Rep. Hunter would have the state build and cost out four model school programs (K-4, 4-5, 6-8 and 9-12) and then write the K-12 budget to fund them. He also proposes the state build and cost out model programs for English Language Learners, free and reduced-price lunch and special education students, programs reasonable people would agree are needed to provide all students with the opportunity to meet the state’s graduation requirements.
Rep. Hunter wants to require the Legislature to make explicit decisions about key cost drivers that are now obscure: class sizes, number of periods per day, and amount of teacher preparation time. He proposed further adjusting the high school model program costs to reflect four kinds of students: typical, struggling, honors and Career and Technical Education. And to avoid descending into the weeds, he imposes on each model school program the one-page rule.
Rep. Hunter wants the state to allocate funding for these model programs as a single block grant, and allow local districts to make actual spending decisions as they think best. To the extent districts choose to spend funds differently than the state allocation model, let them defend those choices to their parents and voters.
Next, Jennifer Priddy, finance guru at the Office of Superintendent of Public Instruction, presented a sobering snapshot of current financing trends in districts. Declining fund balances have become the norm. The bottom line is districts are too reliant on local funds ( levies and I-728 ) that don’t keep up with inflation to support their current staffing levels and salaries. Expect to see more and more districts facing financial insolvency.
Chair Grimm asked, how much of the problem is due to the State’s underfunding of basic education and how much to districts’ own spending decisions? Superintendent Hyde responded that districts are facing a perfect storm. The very year that students must meet the WASL graduation standards, all the superintendents she knows are being forced to make cuts. The responsibility for the problem falls squarely on the State.

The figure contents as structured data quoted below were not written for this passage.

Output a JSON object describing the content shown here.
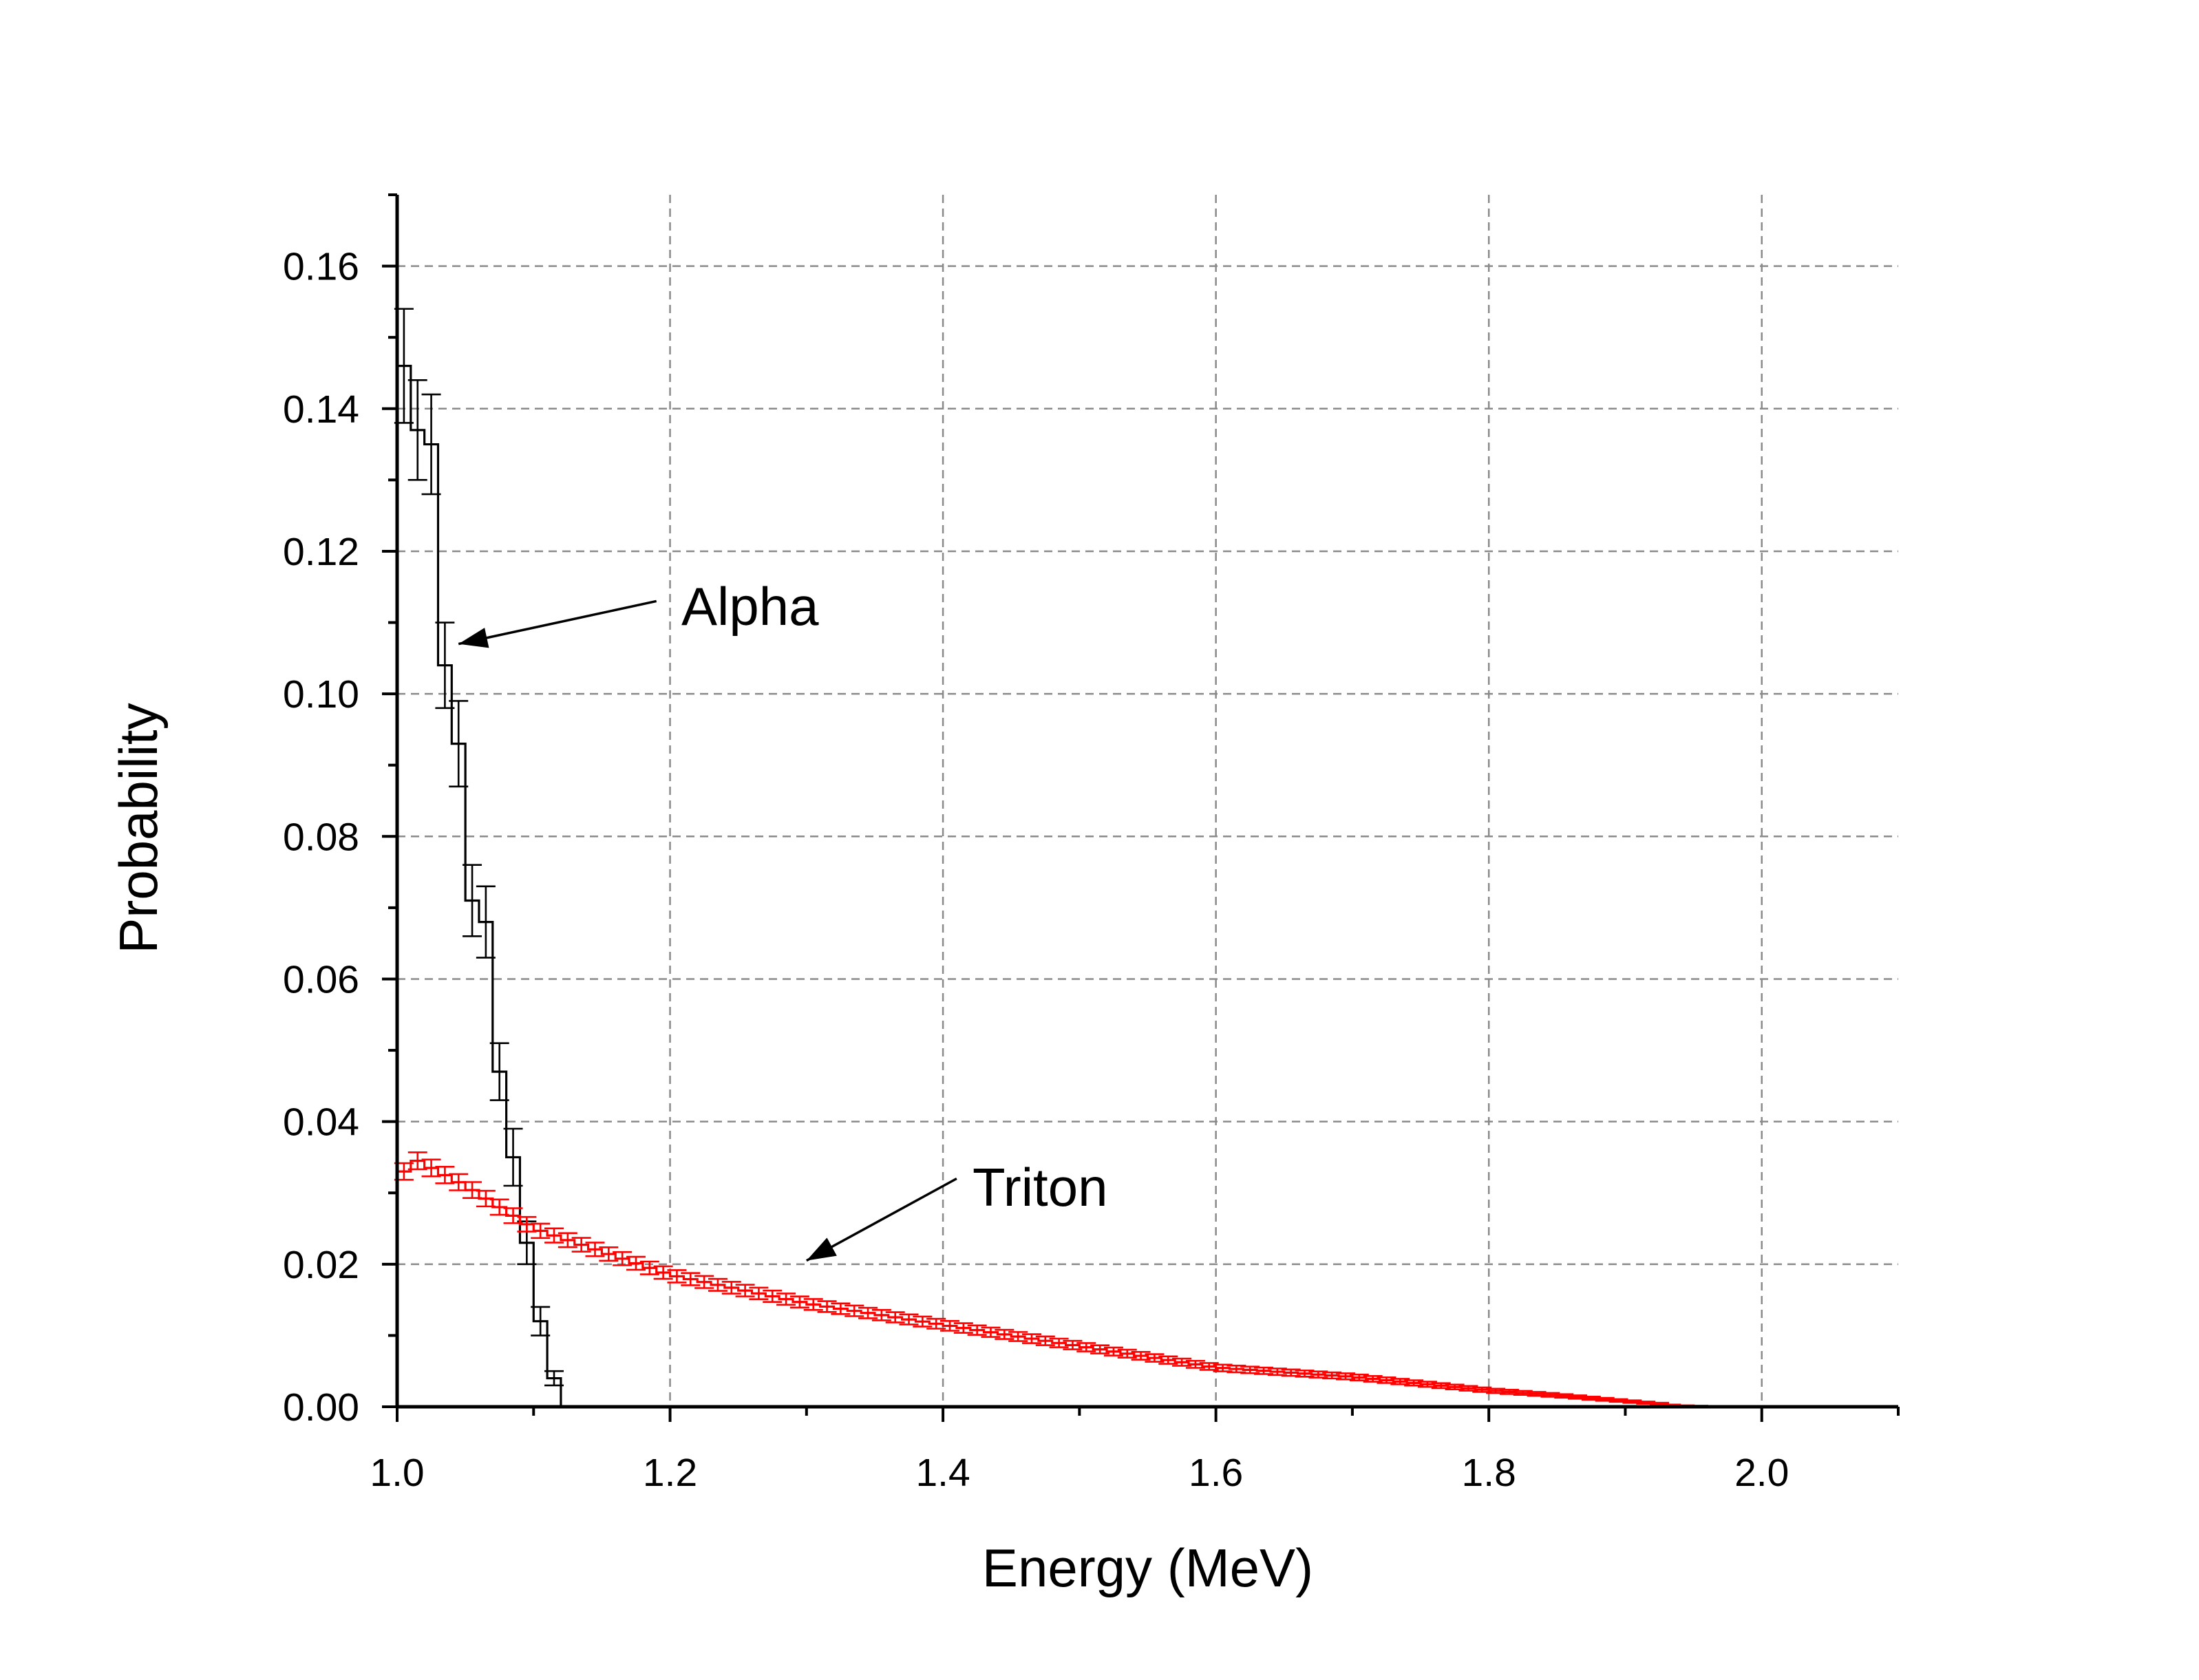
{
  "chart_data": {
    "type": "line",
    "title": "",
    "xlabel": "Energy (MeV)",
    "ylabel": "Probability",
    "xlim": [
      1.0,
      2.1
    ],
    "ylim": [
      0.0,
      0.17
    ],
    "xticks": [
      1.0,
      1.2,
      1.4,
      1.6,
      1.8,
      2.0
    ],
    "xtick_labels": [
      "1.0",
      "1.2",
      "1.4",
      "1.6",
      "1.8",
      "2.0"
    ],
    "yticks": [
      0.0,
      0.02,
      0.04,
      0.06,
      0.08,
      0.1,
      0.12,
      0.14,
      0.16
    ],
    "ytick_labels": [
      "0.00",
      "0.02",
      "0.04",
      "0.06",
      "0.08",
      "0.10",
      "0.12",
      "0.14",
      "0.16"
    ],
    "grid": true,
    "legend": "none",
    "step": "histogram",
    "annotations": [
      {
        "text": "Alpha",
        "series": "alpha",
        "arrow_from": [
          1.19,
          0.113
        ],
        "arrow_to": [
          1.045,
          0.107
        ]
      },
      {
        "text": "Triton",
        "series": "triton",
        "arrow_from": [
          1.41,
          0.032
        ],
        "arrow_to": [
          1.3,
          0.0205
        ]
      }
    ],
    "series": [
      {
        "id": "alpha",
        "color": "#000000",
        "bin_width": 0.01,
        "x_start": 1.0,
        "values": [
          0.146,
          0.137,
          0.135,
          0.104,
          0.093,
          0.071,
          0.068,
          0.047,
          0.035,
          0.023,
          0.012,
          0.004,
          0.0
        ],
        "errors": [
          0.008,
          0.007,
          0.007,
          0.006,
          0.006,
          0.005,
          0.005,
          0.004,
          0.004,
          0.003,
          0.002,
          0.001,
          0.0
        ]
      },
      {
        "id": "triton",
        "color": "#ff0000",
        "bin_width": 0.01,
        "x_start": 1.0,
        "knots_x": [
          1.0,
          1.01,
          1.05,
          1.1,
          1.2,
          1.3,
          1.4,
          1.5,
          1.6,
          1.7,
          1.8,
          1.85,
          1.9,
          1.94,
          1.98
        ],
        "knots_y": [
          0.031,
          0.035,
          0.031,
          0.025,
          0.0185,
          0.0145,
          0.0115,
          0.0085,
          0.0055,
          0.0042,
          0.0023,
          0.0016,
          0.0008,
          0.0002,
          0.0
        ],
        "error": 0.0012
      }
    ]
  }
}
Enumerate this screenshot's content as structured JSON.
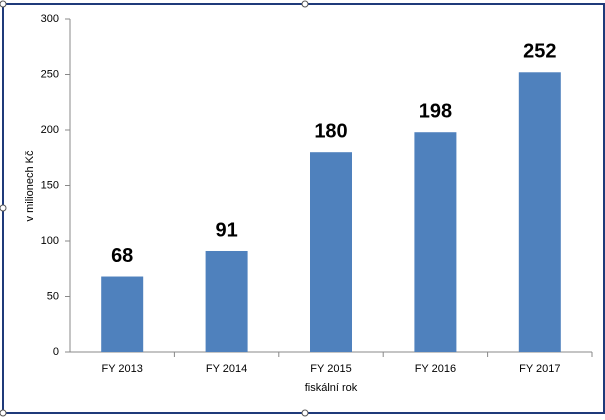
{
  "chart_data": {
    "type": "bar",
    "categories": [
      "FY 2013",
      "FY 2014",
      "FY 2015",
      "FY 2016",
      "FY 2017"
    ],
    "values": [
      68,
      91,
      180,
      198,
      252
    ],
    "color": "#4f81bd",
    "ylim": [
      0,
      300
    ],
    "yticks": [
      0,
      50,
      100,
      150,
      200,
      250,
      300
    ],
    "grid": false,
    "ylabel": "v milionech Kč",
    "xlabel": "fiskální rok"
  }
}
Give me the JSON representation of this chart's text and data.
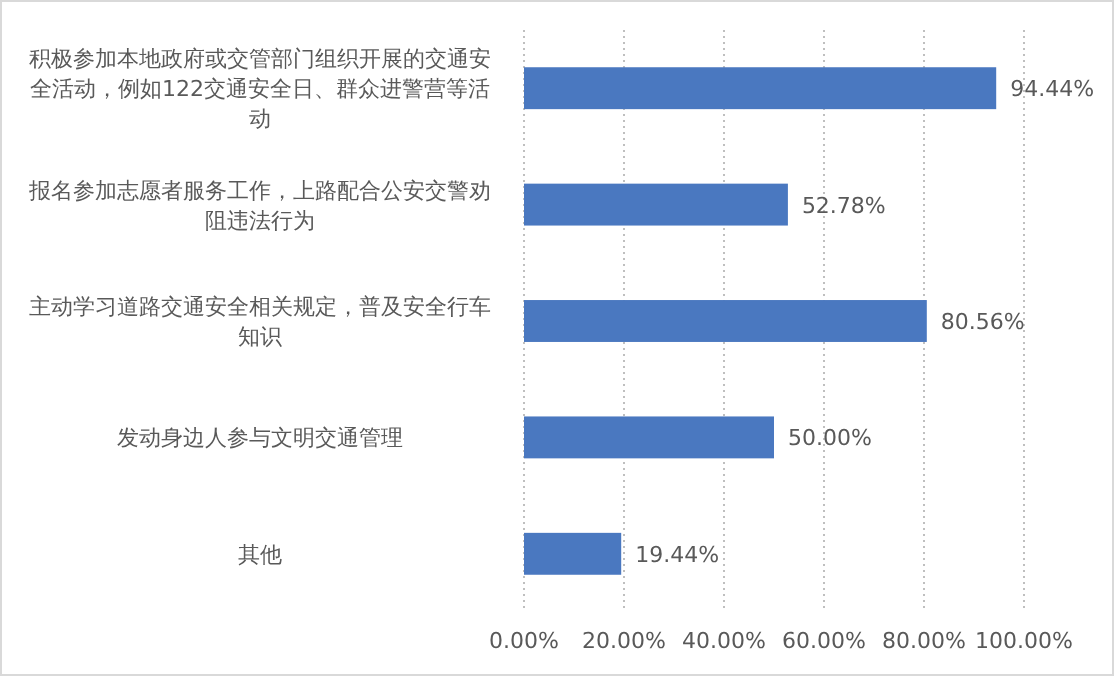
{
  "chart_data": {
    "type": "bar",
    "orientation": "horizontal",
    "categories": [
      "积极参加本地政府或交管部门组织开展的交通安全活动，例如122交通安全日、群众进警营等活动",
      "报名参加志愿者服务工作，上路配合公安交警劝阻违法行为",
      "主动学习道路交通安全相关规定，普及安全行车知识",
      "发动身边人参与文明交通管理",
      "其他"
    ],
    "values": [
      94.44,
      52.78,
      80.56,
      50.0,
      19.44
    ],
    "value_labels": [
      "94.44%",
      "52.78%",
      "80.56%",
      "50.00%",
      "19.44%"
    ],
    "color": "#4a78c0",
    "xlim": [
      0,
      100
    ],
    "xticks": [
      {
        "value": 0,
        "label": "0.00%"
      },
      {
        "value": 20,
        "label": "20.00%"
      },
      {
        "value": 40,
        "label": "40.00%"
      },
      {
        "value": 60,
        "label": "60.00%"
      },
      {
        "value": 80,
        "label": "80.00%"
      },
      {
        "value": 100,
        "label": "100.00%"
      }
    ],
    "grid": "x"
  }
}
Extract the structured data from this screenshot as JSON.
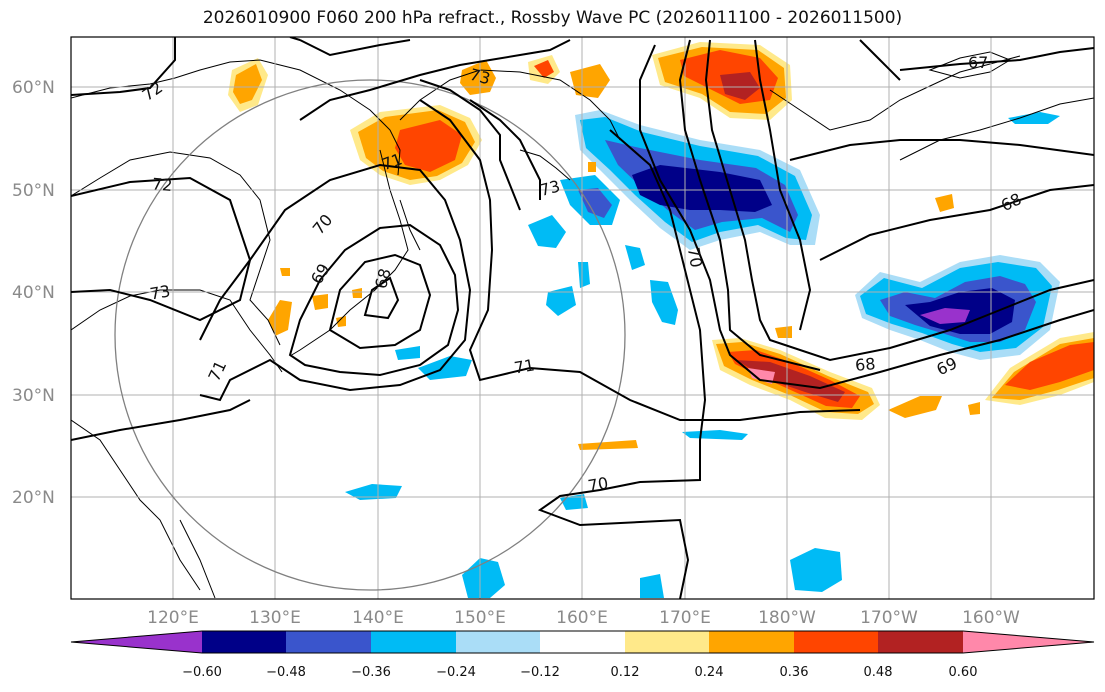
{
  "title": "2026010900 F060 200 hPa refract., Rossby Wave PC (2026011100 - 2026011500)",
  "map": {
    "lat_ticks": [
      "60°N",
      "50°N",
      "40°N",
      "30°N",
      "20°N"
    ],
    "lon_ticks": [
      "120°E",
      "130°E",
      "140°E",
      "150°E",
      "160°E",
      "170°E",
      "180°W",
      "170°W",
      "160°W"
    ],
    "contour_labels": [
      "72",
      "73",
      "73",
      "71",
      "72",
      "70",
      "69",
      "68",
      "73",
      "71",
      "71",
      "70",
      "70",
      "68",
      "69",
      "68",
      "67"
    ]
  },
  "colorbar": {
    "tick_labels": [
      "−0.60",
      "−0.48",
      "−0.36",
      "−0.24",
      "−0.12",
      "0.12",
      "0.24",
      "0.36",
      "0.48",
      "0.60"
    ],
    "colors": [
      "#9932cc",
      "#000088",
      "#3a55cc",
      "#00bbf5",
      "#aaddf7",
      "#ffffff",
      "#ffe98a",
      "#ffa500",
      "#ff4500",
      "#b22222",
      "#ff88aa"
    ]
  }
}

Last up was Mary Jean Ryan, chair of the State Board of Education, who made a compelling case for raising graduation standards. Unlike the rest of the modern world, and every previous generation of Americans, today’s students will be less well-educated than their parent’s generation.
Chair Grimm asked, why not let local districts set their own graduation requirements? Ms. Ryan answered, in an increasingly globalized economy where our students need to compete with their peers from all over the world, local standards just don’t work.
Superintendent of Public Instruction Terry Bergeson noted that district superintendents are telling her they can’t imagine how to fund 24 core graduation requirements with current resources. But once the State Board adopts these requirements, it’s hard to imagine how the State can evade responsibility for providing the programs students will need to meet them—which is precisely Rep. Hunter’s point.
Next meeting, stakeholder groups and concerned individuals are invited to make presentations. The League of Education Voters plans to be one of them. Our focus will be ample funding and needed structural reforms.